In mappa appare come una piccola mezzaluna, oppure qualcuno potrebbe vederla come un arco puntato sul nord Europa. Piccola regione di confine, compressa tra le Alpi e il mare, la Liguria concentra in pochissimi chilometri quadrati elementi diversi che restituiscono, insieme, l’immagine meravigliosa di questo territorio. Difficile scegliere dove si riveli la sua anima più autentica: nelle architetture antiche e futuristiche di Genova, nelle spiagge di Levante o in quelle di Ponente, nelle scogliere a picco sul mare o nei borghi arroccati, nelle pittoresche Cinque Terre, nelle ville nobiliari e nei giardini, nei villaggi medievali delle alture, nei boschi e nei sentieri. Insomma, la Liguria ha diamanti sparsi un po’ ovunque che costituiscono un patrimonio naturale, storico e artistico prezioso.

In mezzo a tanta bellezza ci sono però anche musei, archivi e fondazioni che raccontano storie di mestieri, di persone e tradizioni, promuovendo non solo il territorio ma anche la cultura d’impresa. È il caso della Fondazione Ansaldo a Genova, dell’Associazione Museo della Melara a La Spezia e del Museo dell’Orologio di Bergallo a Tovo San Giacomo.
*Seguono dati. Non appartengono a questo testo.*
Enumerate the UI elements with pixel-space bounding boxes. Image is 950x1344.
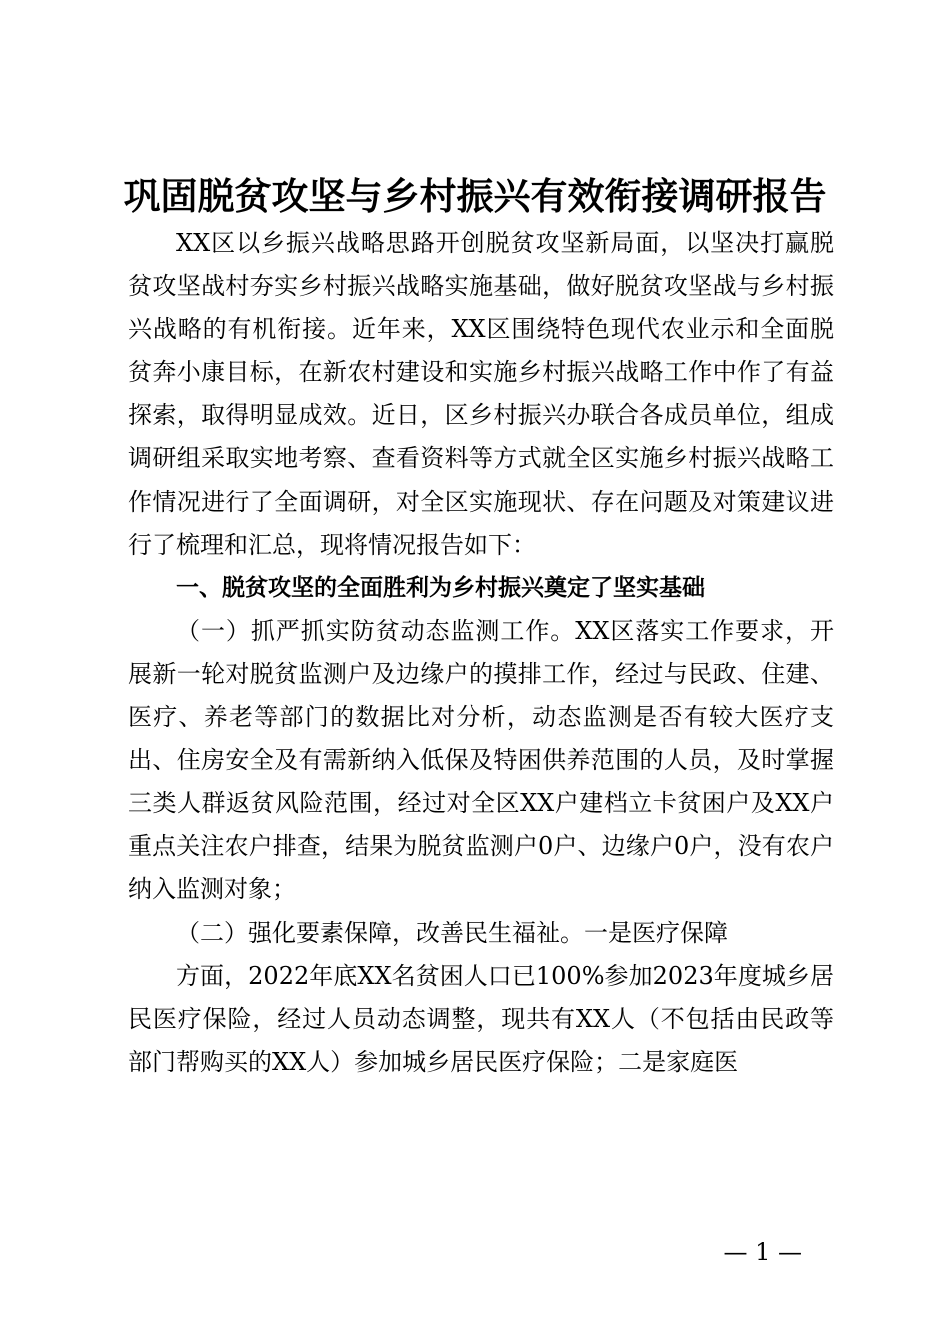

Genova e la Fondazione Ansaldo

Porta con sé le influenze arabe e spagnole, turche e greche, conserva i segni che la resero potente repubblica marinara nel Medioevo e aristocratica città nell’età moderna. Tuttavia Genova, la Superba (la definì cosi Petrarca) signora del mare, rimane profondamente ligure. La sua bellezza la si scopre fra i carrugi, dove fanno capolino, quasi costretti, straordinari palazzi nobiliari con i tetti in ardesia, portali scolpiti e facciate dalle tinte pastello. E quasi per caso, dalle vie interne si finisce al porto antico, simbolo dell’antica vocazione mercantile di Genova ma anche della proiezione al futuro della città: sotto lo sguardo vigile della Lanterna, gli edifici storici affiancano le moderne architetture concepite da Renzo Piano creando uno dei poli culturali più attraenti della città.

Distante dal centro della città, ma sinergicamente legata a Genova e al suo territorio, la Fondazione Ansaldo si occupa del recupero, della conservazione e della promozione della cultura d’impresa.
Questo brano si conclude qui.